Nova Scotia will begin working on a 30-kilometre portion of the highway between Upper Ohio and Kemptville by early summer, but it will be a "multi-year approach."
"We try to prioritize the work that we have to do so that we're spending our money where we're sort of benefiting the most people," said Bruce Fitzner, the province's chief highway engineer.
At a cost of about $10 million, the province said it's too expensive to pave that section of Highway 203 when gravel costs a third of that figure and not many people drive the route regularly.
Charles Leary, one of the owners of Trout Point Lodge in East Kemptville, said deep ditches and worn out road paint have caused unsafe driving conditions along that portion of the highway for years.
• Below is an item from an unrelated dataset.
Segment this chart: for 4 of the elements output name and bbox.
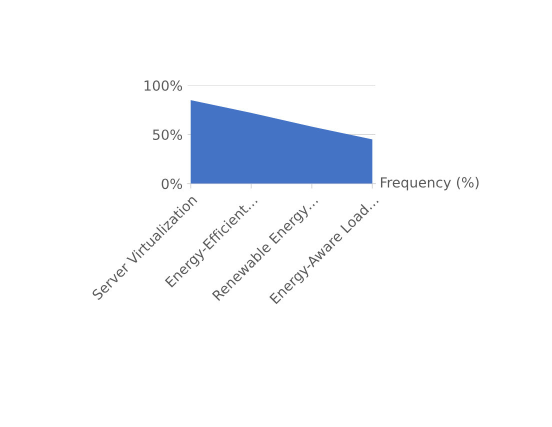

"There are extensive areas where the side of the road has totally disintegrated and is in chunks," he said.
"We're happy to see any movement on this issue but obviously we would rather see it repaved."
Leary said he has been writing letters of concern to the province for at least five years.
"I don't think it's a good sign of progress — Nova Scotia turning paved roads back into gravel roads," he said.
Highway 203 is supposed to be the easiest way for people to visit Trout Point Lodge, but Leary said in the past couple of years the road has become so bad some tourists have been encouraged to go an alternate route, making the trip to the lodge twice as long.
"It is certainly discouraging to potential repeat customers," he said.
Fitzner said the province is waiting until June or July before it starts investigating the road conditions further to see if it will tear up the current road or place gravel on top — the long-term surface treatment for that portion of the highway is yet to be determined.
While the process will begin this summer, it could take years before businesses like Trout Point Lodge have a reliable road again.